BOM: We can’t catch enough fish to satisfy the health needs of our communities. Responsibly raised seafood is the best alternative to provide that.

TFF: How has the aquaculture industry changed over the last decade to bring consumers better product?

BOM: There has been a tremendous amount of scrutiny on the aquaculture industry from major buyers and governmental agencies that has eliminated most of the bad actors.  

TFF: What is your favorite farmed fish dish? How do you like it to be cooked?

BOM: Some of my favorite meals have been eating sushi as a teenager visiting Japanese restaurants in downtown Los Angeles. Now I get to be involved with the most sustainable, best tasting sushi, grown in the US – Hawaiian Kanpachi sashimi, nigiri, rolls, etc.

TFF: From which producers would you gladly eat their farmed fish?

BOM: I’m a big fan of farm-raised Idaho trout and many of the European farmed salmon operations. I love all types of Pacific Northwest clams, mussels, and oysters which are almost exclusively farmed, as well as farmed organic white shrimp from Ecuador. 
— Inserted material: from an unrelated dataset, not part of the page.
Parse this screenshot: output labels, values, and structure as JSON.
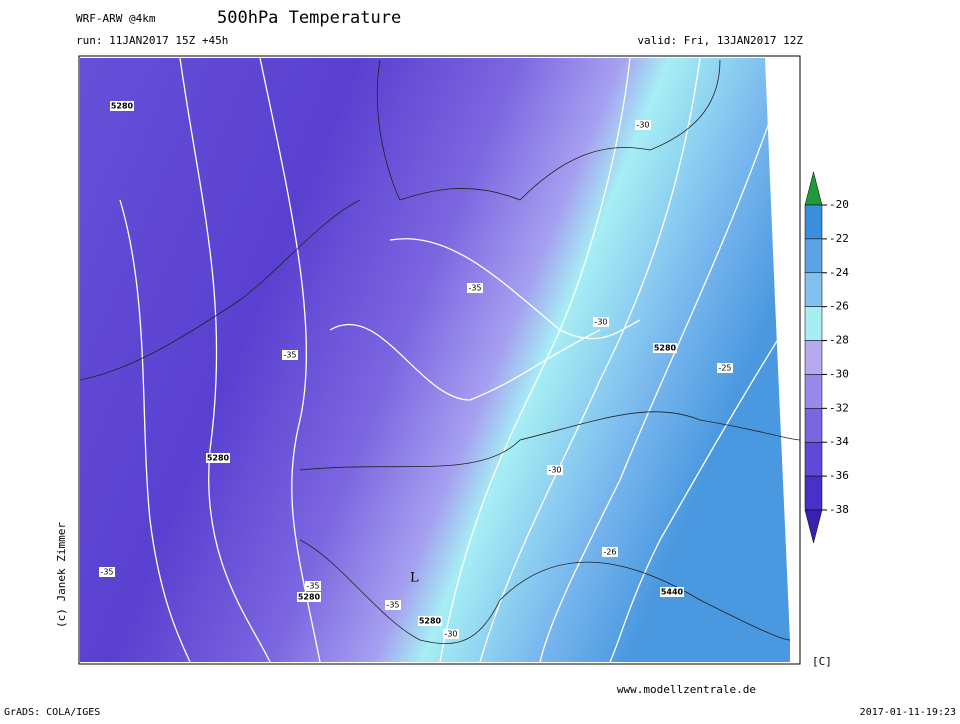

TFF: Where can consumers find your product?

BOM: Hawaiian kanpachi is available for home delivery from Honolulu Fish Company

You can also find our kanpachi at sustainably-minded restaurants like Bamboo Sushi, Pacific Catch, Sugarfish, and many others. Lastly, we are developing plans to sell directly into grocery stores, so keep an eye out for us!

TFF: What resources do you recommend for consumers to do more of their own research?

BOM: I’d recommend people look at the information available from Seafood Nutrition Partnership, their tips to help get kids to eat more fish is excellent. Another good one is SeaPact, an industry-based grant program involved with a lot of seafood sustainability project, and their member companies.